Em Moçambique, outro de património colonial moderno: o Grande Hotel da Beira, que foi inaugurado em 1954 como uma das acomodações mais luxuosas do país. O empreedimento português era intitulado o "orgulho de África". Após a independência, em 1975, o hotel passou a ser refúgio para pessoas pobres. Desde então, o hotel nunca mais abriu para o turismo.
Foto: Oliver Ramme
Cidade Velha e Fortaleza Real de São Filipe
Em Cabo Verde, os vestígios da colonização portuguesa espalham-se pela Cidade Velha, na Ilha de Santiago. Entre estas construções está a Fortaleza Real de São Filipe. A fortificação data do século XVI, período em que os portugueses queriam desenvolver o tráfico de escravos. Devido à sua importância histórica, a Cidade Velha e o seu conjunto foram consagrados em 2009 Património Mundial da UNESCO.
Foto: DW/J. Beck
Património religioso
No complexo da Cidade Velha está a Igreja de Nossa Senhora do Rosário, conhecida por ser um dos patrimónios arquitetónicos mais antigos de Cabo Verde, com mais de 500 anos. Assim como em Cabo Verde, o período colonial português deixou outros edifícios ligados à Igreja Católica em praticamente todos os PALOP.
Foto: DW/J. Beck
Palácio da Presidência
Na cidade da Praia, em Cabo Verde, a residência presidencial é uma herança do período colonial português no país. Construído no século XIX, o palácio abrigou o governador da colónia até a independência cabo-verdiana, em 1975.

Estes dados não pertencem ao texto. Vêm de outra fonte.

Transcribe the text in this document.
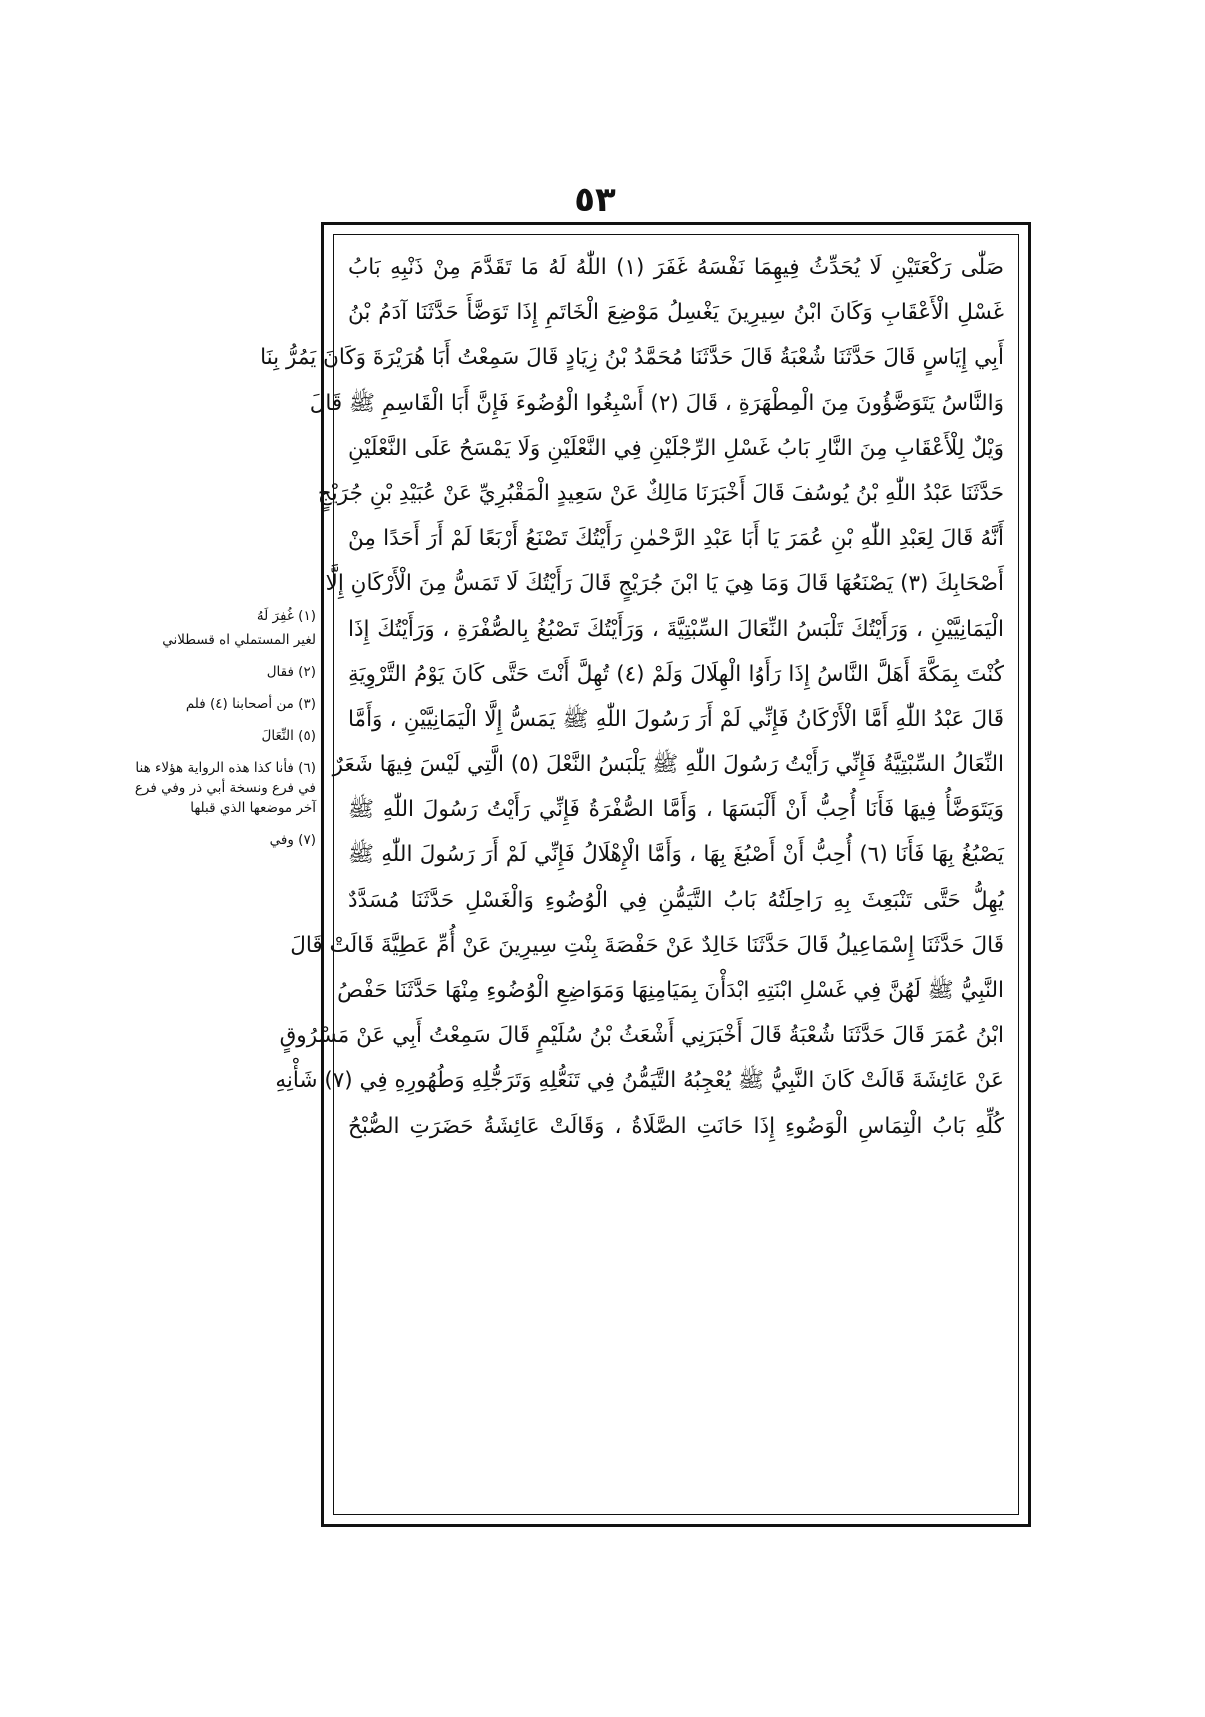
٥٣
صَلّٰى رَكْعَتَيْنِ لَا يُحَدِّثُ فِيهِمَا نَفْسَهُ غَفَرَ (١) اللّٰهُ لَهُ مَا تَقَدَّمَ مِنْ ذَنْبِهِ بَابُ
غَسْلِ الْأَعْقَابِ وَكَانَ ابْنُ سِيرِينَ يَغْسِلُ مَوْضِعَ الْخَاتَمِ إِذَا تَوَضَّأَ حَدَّثَنَا آدَمُ بْنُ
أَبِي إِيَاسٍ قَالَ حَدَّثَنَا شُعْبَةُ قَالَ حَدَّثَنَا مُحَمَّدُ بْنُ زِيَادٍ قَالَ سَمِعْتُ أَبَا هُرَيْرَةَ وَكَانَ يَمُرُّ بِنَا
وَالنَّاسُ يَتَوَضَّؤُونَ مِنَ الْمِطْهَرَةِ ، قَالَ (٢) أَسْبِغُوا الْوُضُوءَ فَإِنَّ أَبَا الْقَاسِمِ ﷺ قَالَ
وَيْلٌ لِلْأَعْقَابِ مِنَ النَّارِ بَابُ غَسْلِ الرِّجْلَيْنِ فِي النَّعْلَيْنِ وَلَا يَمْسَحُ عَلَى النَّعْلَيْنِ
حَدَّثَنَا عَبْدُ اللّٰهِ بْنُ يُوسُفَ قَالَ أَخْبَرَنَا مَالِكٌ عَنْ سَعِيدٍ الْمَقْبُرِيِّ عَنْ عُبَيْدِ بْنِ جُرَيْجٍ
أَنَّهُ قَالَ لِعَبْدِ اللّٰهِ بْنِ عُمَرَ يَا أَبَا عَبْدِ الرَّحْمٰنِ رَأَيْتُكَ تَصْنَعُ أَرْبَعًا لَمْ أَرَ أَحَدًا مِنْ
أَصْحَابِكَ (٣) يَصْنَعُهَا قَالَ وَمَا هِيَ يَا ابْنَ جُرَيْجٍ قَالَ رَأَيْتُكَ لَا تَمَسُّ مِنَ الْأَرْكَانِ إِلَّا
الْيَمَانِيَّيْنِ ، وَرَأَيْتُكَ تَلْبَسُ النِّعَالَ السِّبْتِيَّةَ ، وَرَأَيْتُكَ تَصْبُغُ بِالصُّفْرَةِ ، وَرَأَيْتُكَ إِذَا
كُنْتَ بِمَكَّةَ أَهَلَّ النَّاسُ إِذَا رَأَوُا الْهِلَالَ وَلَمْ (٤) تُهِلَّ أَنْتَ حَتَّى كَانَ يَوْمُ التَّرْوِيَةِ
قَالَ عَبْدُ اللّٰهِ أَمَّا الْأَرْكَانُ فَإِنِّي لَمْ أَرَ رَسُولَ اللّٰهِ ﷺ يَمَسُّ إِلَّا الْيَمَانِيَّيْنِ ، وَأَمَّا
النِّعَالُ السِّبْتِيَّةُ فَإِنِّي رَأَيْتُ رَسُولَ اللّٰهِ ﷺ يَلْبَسُ النَّعْلَ (٥) الَّتِي لَيْسَ فِيهَا شَعَرٌ
وَيَتَوَضَّأُ فِيهَا فَأَنَا أُحِبُّ أَنْ أَلْبَسَهَا ، وَأَمَّا الصُّفْرَةُ فَإِنِّي رَأَيْتُ رَسُولَ اللّٰهِ ﷺ
يَصْبُغُ بِهَا فَأَنَا (٦) أُحِبُّ أَنْ أَصْبُغَ بِهَا ، وَأَمَّا الْإِهْلَالُ فَإِنِّي لَمْ أَرَ رَسُولَ اللّٰهِ ﷺ
يُهِلُّ حَتَّى تَنْبَعِثَ بِهِ رَاحِلَتُهُ بَابُ التَّيَمُّنِ فِي الْوُضُوءِ وَالْغَسْلِ حَدَّثَنَا مُسَدَّدٌ
قَالَ حَدَّثَنَا إِسْمَاعِيلُ قَالَ حَدَّثَنَا خَالِدٌ عَنْ حَفْصَةَ بِنْتِ سِيرِينَ عَنْ أُمِّ عَطِيَّةَ قَالَتْ قَالَ
النَّبِيُّ ﷺ لَهُنَّ فِي غَسْلِ ابْنَتِهِ ابْدَأْنَ بِمَيَامِنِهَا وَمَوَاضِعِ الْوُضُوءِ مِنْهَا حَدَّثَنَا حَفْصُ
ابْنُ عُمَرَ قَالَ حَدَّثَنَا شُعْبَةُ قَالَ أَخْبَرَنِي أَشْعَثُ بْنُ سُلَيْمٍ قَالَ سَمِعْتُ أَبِي عَنْ مَسْرُوقٍ
عَنْ عَائِشَةَ قَالَتْ كَانَ النَّبِيُّ ﷺ يُعْجِبُهُ التَّيَمُّنُ فِي تَنَعُّلِهِ وَتَرَجُّلِهِ وَطُهُورِهِ فِي (٧) شَأْنِهِ
كُلِّهِ بَابُ الْتِمَاسِ الْوَضُوءِ إِذَا حَانَتِ الصَّلَاةُ ، وَقَالَتْ عَائِشَةُ حَضَرَتِ الصُّبْحُ
(١) غُفِرَ لَهُ
لغير المستملي اه قسطلاني
(٢) فقال
(٣) من أصحابنا (٤) فلم
(٥) النِّعَالَ
(٦) فأنا كذا هذه الرواية هؤلاء هنا في فرع ونسخة أبي ذر وفي فرع آخر موضعها الذي قبلها
(٧) وفي
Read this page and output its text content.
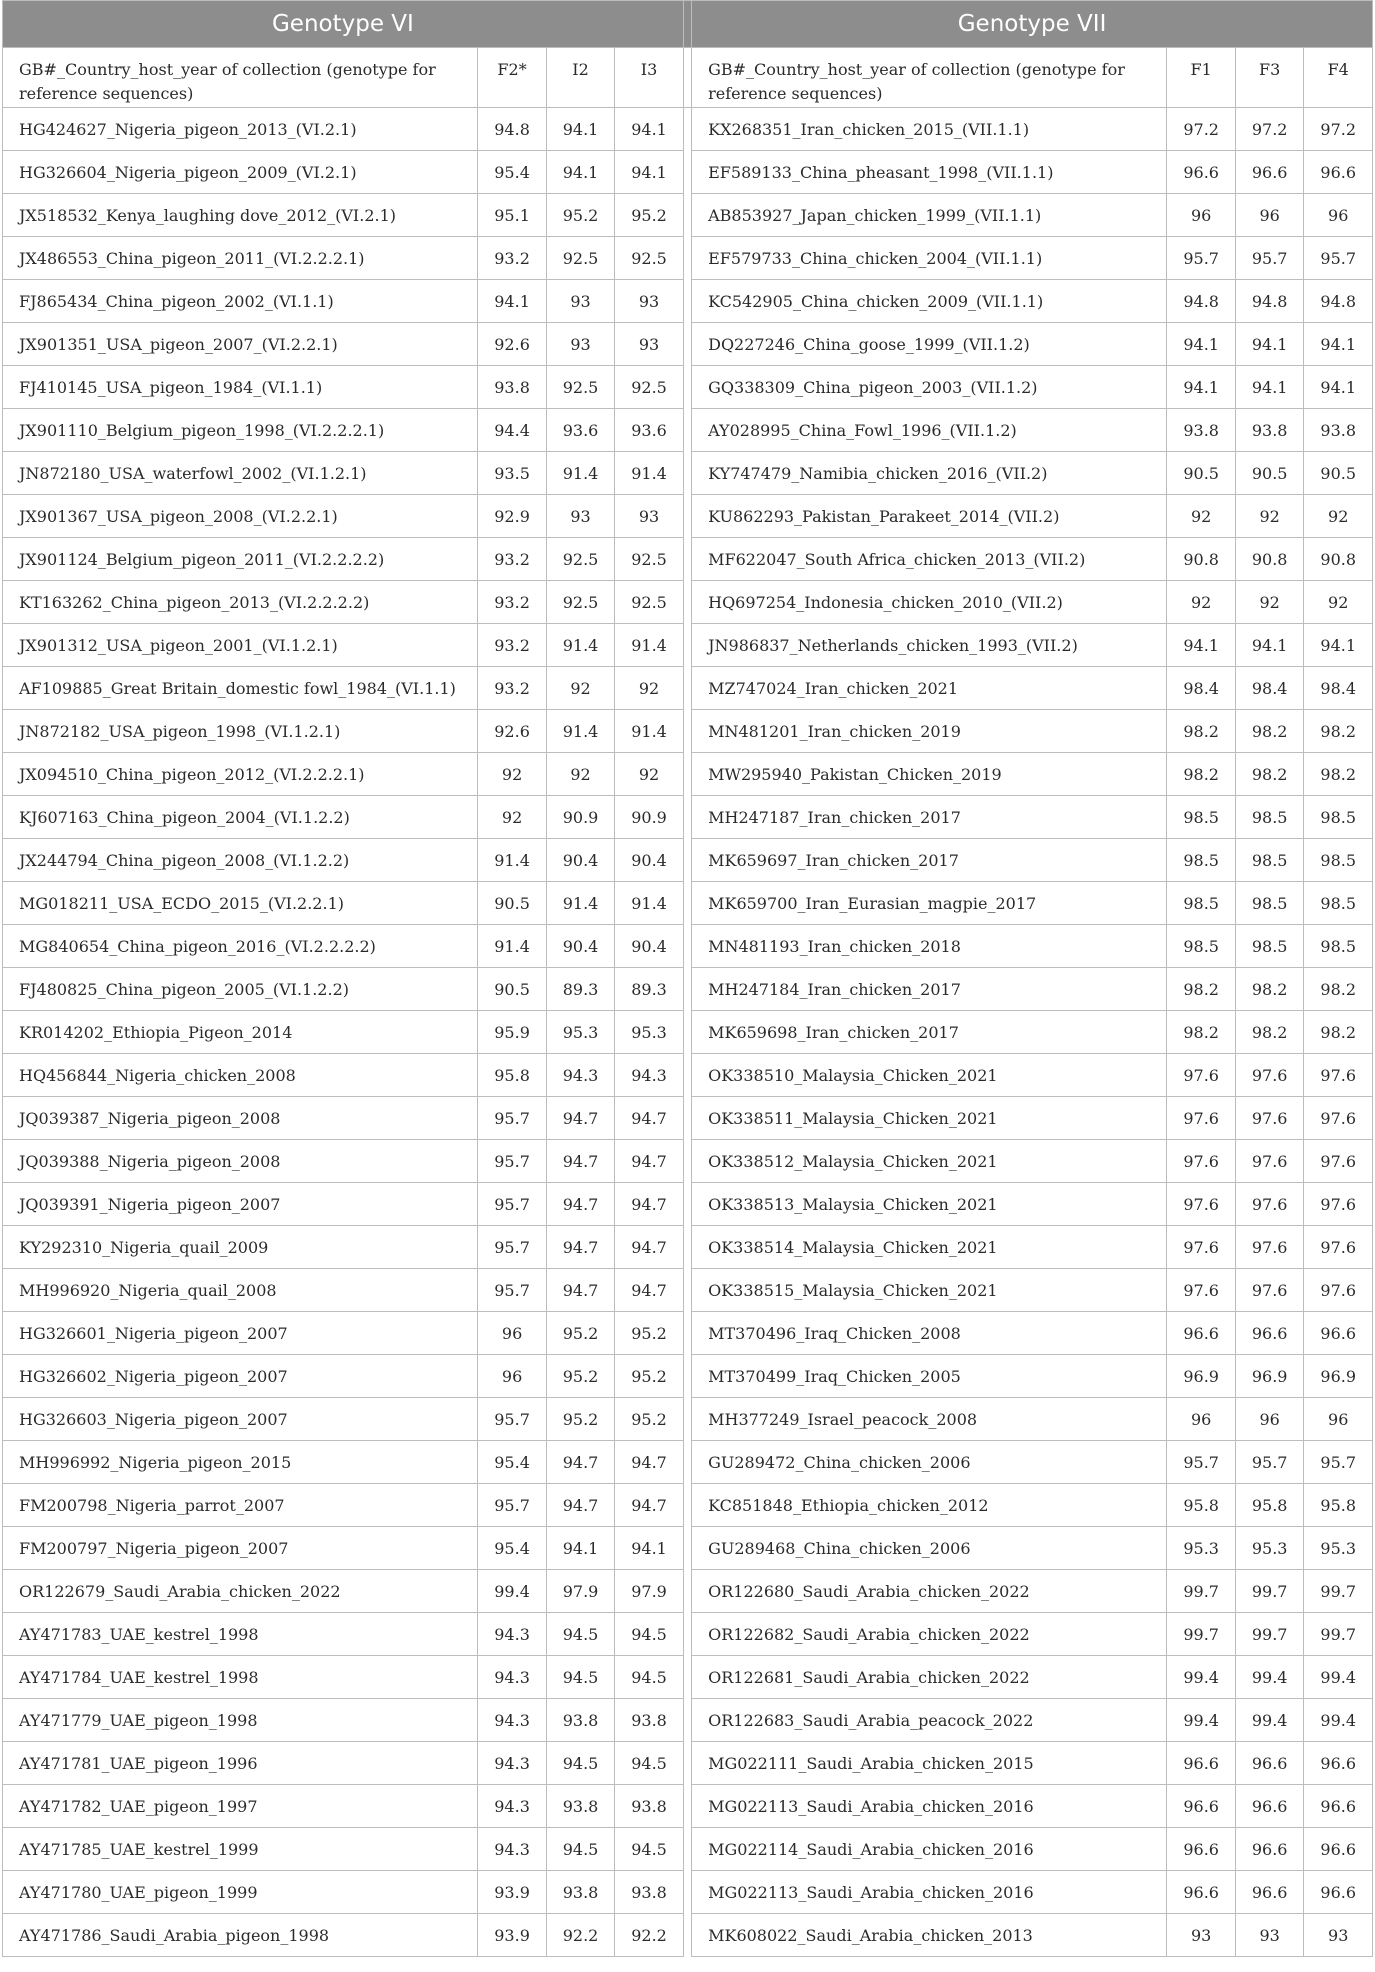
Genotype VI					Genotype VII			
GB#_Country_host_year of collection (genotype for reference sequences)	F2*	I2	I3		GB#_Country_host_year of collection (genotype for reference sequences)	F1	F3	F4
HG424627_Nigeria_pigeon_2013_(VI.2.1)	94.8	94.1	94.1		KX268351_Iran_chicken_2015_(VII.1.1)	97.2	97.2	97.2
HG326604_Nigeria_pigeon_2009_(VI.2.1)	95.4	94.1	94.1		EF589133_China_pheasant_1998_(VII.1.1)	96.6	96.6	96.6
JX518532_Kenya_laughing dove_2012_(VI.2.1)	95.1	95.2	95.2		AB853927_Japan_chicken_1999_(VII.1.1)	96	96	96
JX486553_China_pigeon_2011_(VI.2.2.2.1)	93.2	92.5	92.5		EF579733_China_chicken_2004_(VII.1.1)	95.7	95.7	95.7
FJ865434_China_pigeon_2002_(VI.1.1)	94.1	93	93		KC542905_China_chicken_2009_(VII.1.1)	94.8	94.8	94.8
JX901351_USA_pigeon_2007_(VI.2.2.1)	92.6	93	93		DQ227246_China_goose_1999_(VII.1.2)	94.1	94.1	94.1
FJ410145_USA_pigeon_1984_(VI.1.1)	93.8	92.5	92.5		GQ338309_China_pigeon_2003_(VII.1.2)	94.1	94.1	94.1
JX901110_Belgium_pigeon_1998_(VI.2.2.2.1)	94.4	93.6	93.6		AY028995_China_Fowl_1996_(VII.1.2)	93.8	93.8	93.8
JN872180_USA_waterfowl_2002_(VI.1.2.1)	93.5	91.4	91.4		KY747479_Namibia_chicken_2016_(VII.2)	90.5	90.5	90.5
JX901367_USA_pigeon_2008_(VI.2.2.1)	92.9	93	93		KU862293_Pakistan_Parakeet_2014_(VII.2)	92	92	92
JX901124_Belgium_pigeon_2011_(VI.2.2.2.2)	93.2	92.5	92.5		MF622047_South Africa_chicken_2013_(VII.2)	90.8	90.8	90.8
KT163262_China_pigeon_2013_(VI.2.2.2.2)	93.2	92.5	92.5		HQ697254_Indonesia_chicken_2010_(VII.2)	92	92	92
JX901312_USA_pigeon_2001_(VI.1.2.1)	93.2	91.4	91.4		JN986837_Netherlands_chicken_1993_(VII.2)	94.1	94.1	94.1
AF109885_Great Britain_domestic fowl_1984_(VI.1.1)	93.2	92	92		MZ747024_Iran_chicken_2021	98.4	98.4	98.4
JN872182_USA_pigeon_1998_(VI.1.2.1)	92.6	91.4	91.4		MN481201_Iran_chicken_2019	98.2	98.2	98.2
JX094510_China_pigeon_2012_(VI.2.2.2.1)	92	92	92		MW295940_Pakistan_Chicken_2019	98.2	98.2	98.2
KJ607163_China_pigeon_2004_(VI.1.2.2)	92	90.9	90.9		MH247187_Iran_chicken_2017	98.5	98.5	98.5
JX244794_China_pigeon_2008_(VI.1.2.2)	91.4	90.4	90.4		MK659697_Iran_chicken_2017	98.5	98.5	98.5
MG018211_USA_ECDO_2015_(VI.2.2.1)	90.5	91.4	91.4		MK659700_Iran_Eurasian_magpie_2017	98.5	98.5	98.5
MG840654_China_pigeon_2016_(VI.2.2.2.2)	91.4	90.4	90.4		MN481193_Iran_chicken_2018	98.5	98.5	98.5
FJ480825_China_pigeon_2005_(VI.1.2.2)	90.5	89.3	89.3		MH247184_Iran_chicken_2017	98.2	98.2	98.2
KR014202_Ethiopia_Pigeon_2014	95.9	95.3	95.3		MK659698_Iran_chicken_2017	98.2	98.2	98.2
HQ456844_Nigeria_chicken_2008	95.8	94.3	94.3		OK338510_Malaysia_Chicken_2021	97.6	97.6	97.6
JQ039387_Nigeria_pigeon_2008	95.7	94.7	94.7		OK338511_Malaysia_Chicken_2021	97.6	97.6	97.6
JQ039388_Nigeria_pigeon_2008	95.7	94.7	94.7		OK338512_Malaysia_Chicken_2021	97.6	97.6	97.6
JQ039391_Nigeria_pigeon_2007	95.7	94.7	94.7		OK338513_Malaysia_Chicken_2021	97.6	97.6	97.6
KY292310_Nigeria_quail_2009	95.7	94.7	94.7		OK338514_Malaysia_Chicken_2021	97.6	97.6	97.6
MH996920_Nigeria_quail_2008	95.7	94.7	94.7		OK338515_Malaysia_Chicken_2021	97.6	97.6	97.6
HG326601_Nigeria_pigeon_2007	96	95.2	95.2		MT370496_Iraq_Chicken_2008	96.6	96.6	96.6
HG326602_Nigeria_pigeon_2007	96	95.2	95.2		MT370499_Iraq_Chicken_2005	96.9	96.9	96.9
HG326603_Nigeria_pigeon_2007	95.7	95.2	95.2		MH377249_Israel_peacock_2008	96	96	96
MH996992_Nigeria_pigeon_2015	95.4	94.7	94.7		GU289472_China_chicken_2006	95.7	95.7	95.7
FM200798_Nigeria_parrot_2007	95.7	94.7	94.7		KC851848_Ethiopia_chicken_2012	95.8	95.8	95.8
FM200797_Nigeria_pigeon_2007	95.4	94.1	94.1		GU289468_China_chicken_2006	95.3	95.3	95.3
OR122679_Saudi_Arabia_chicken_2022	99.4	97.9	97.9		OR122680_Saudi_Arabia_chicken_2022	99.7	99.7	99.7
AY471783_UAE_kestrel_1998	94.3	94.5	94.5		OR122682_Saudi_Arabia_chicken_2022	99.7	99.7	99.7
AY471784_UAE_kestrel_1998	94.3	94.5	94.5		OR122681_Saudi_Arabia_chicken_2022	99.4	99.4	99.4
AY471779_UAE_pigeon_1998	94.3	93.8	93.8		OR122683_Saudi_Arabia_peacock_2022	99.4	99.4	99.4
AY471781_UAE_pigeon_1996	94.3	94.5	94.5		MG022111_Saudi_Arabia_chicken_2015	96.6	96.6	96.6
AY471782_UAE_pigeon_1997	94.3	93.8	93.8		MG022113_Saudi_Arabia_chicken_2016	96.6	96.6	96.6
AY471785_UAE_kestrel_1999	94.3	94.5	94.5		MG022114_Saudi_Arabia_chicken_2016	96.6	96.6	96.6
AY471780_UAE_pigeon_1999	93.9	93.8	93.8		MG022113_Saudi_Arabia_chicken_2016	96.6	96.6	96.6
AY471786_Saudi_Arabia_pigeon_1998	93.9	92.2	92.2		MK608022_Saudi_Arabia_chicken_2013	93	93	93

Foto: Presidência da República de Cabo Verde
Casa Grande
Em São Tomé e Príncipe, é impossível não reconhecer os traços da colonização portuguesa nas roças. Estas estruturas agrícolas concentram a maioria das edificações históricas do país. A imagem mostra a Casa Grande, local onde vivia o patrão da Roça Uba Budo, no distrito de Cantagalo, a leste de São Tomé. As roças são-tomenses foram a base económica do país até a indepência em 1975.
Foto: DW/R. Graça
Palácio reconstruído em Bissau
Assim como em Cabo Verde, na Guiné-Bissau o palácio presidencial também remonta o período em que o país esteve sob o domínio de Portugal. Com arquitetura menos rebuscada, o palácio presidencial em Bissau foi parcialmente destruído entre 1998 e 1999, mas foi reconstruído num estilo mais moderno em 2013 (foto de 2012). O edifício, no centro da capital guineense, destaca-se pela sua imponência.
Foto: DW/Ferro de Gouveia
Teatro Elinga
O Teatro Elinga, no centro de Luanda, é um dos mais importantes edifícios históricos da capital angolana. O prédio de dois andares da era colonial portuguesa (século XIX) sobreviveu ao "boom" da construção civil das últimas décadas. Em 2012, no entanto, foram anunciados planos para demolir o teatro. Como resultado, houve fortes protestos exigindo que o centro cultural fosse preservado.
Foto: DW
Arquitetura colonial moderna
O período colonial também deixou traços arquitetónicos modernos em alguns países. Em Angola, muitos cinemas foram erguidos nos anos 40 com a influência do regime ditatorial português, o chamado Estado Novo. Na foto, o Cine-Teatro Namibe (antigo Moçâmedes), um dos mais antigos do país, é um exemplo. Foi o primeiro edifício de arquitetura "art déco" na cidade de Namibe.